Bugün bir kız çocuğu gördüm.5-6 yaşlarında…Bana ismimle hitap ederek “abla” dedi “şunu verir misin?(başka birine lazım olan birşeyi istedi)”.Ses tonu o kadar şirindi ki,daha yüzünü görmemiştim,anında bakma isteği oluştu.Kafamı kaldırdım..Nasıl masum,nasıl şirin bir yüzdü o.İlk gördüğüm,10-11 yaşlarındaki ablasıydı,ben o yaştayken hiç o kadar sevimli ve nazik değildim.Hiç tanımadığım birine başkasından öğrenip ismiyle hitap edebilecek kadar cesur ve sıcak olamamıştım çocukluğumda.
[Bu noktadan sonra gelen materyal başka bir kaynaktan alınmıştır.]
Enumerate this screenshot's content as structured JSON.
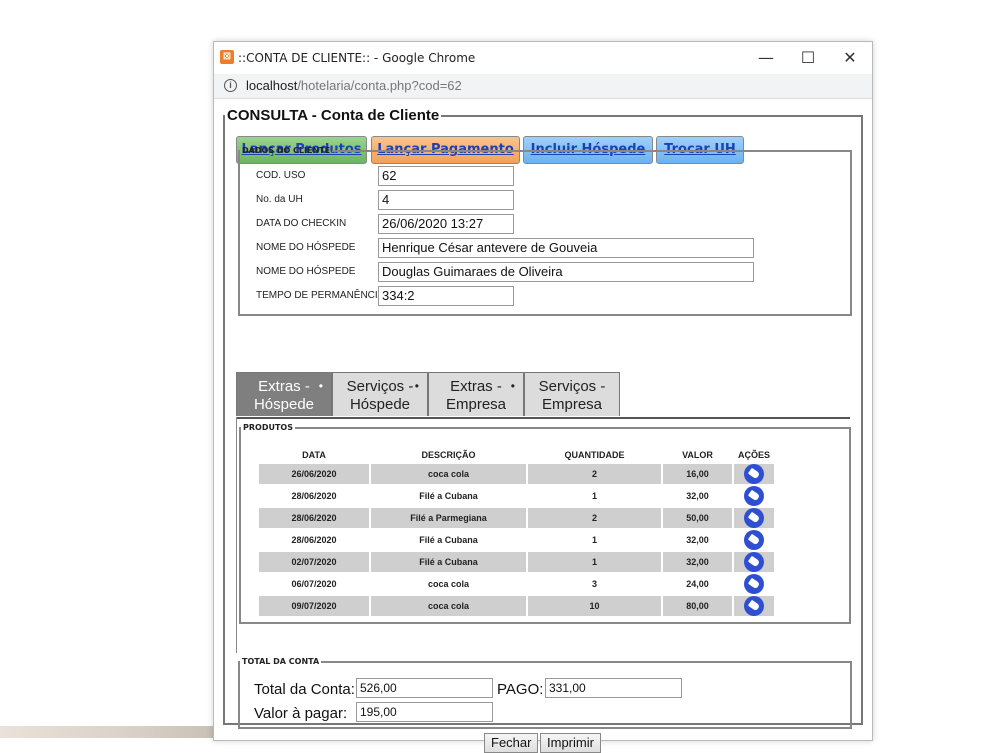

O an anladım insanlara kim olursa olsun hiç tanımasan bile birdenbire ismiyle hitap edildiğinde çok garip duygular uyandırıyor.Ama asıl konu isim filan değildi.O iki kızın masumluğuydu,sıcaklıklarıydı,bana abla deyişleriydi.Onun boyu diğer kardeşine göre daha uzun olduğundan ilk ablayı gördüm,birde ilk o bana hitap ettiğinden dolayı ilk sesin geldiği yere baktım.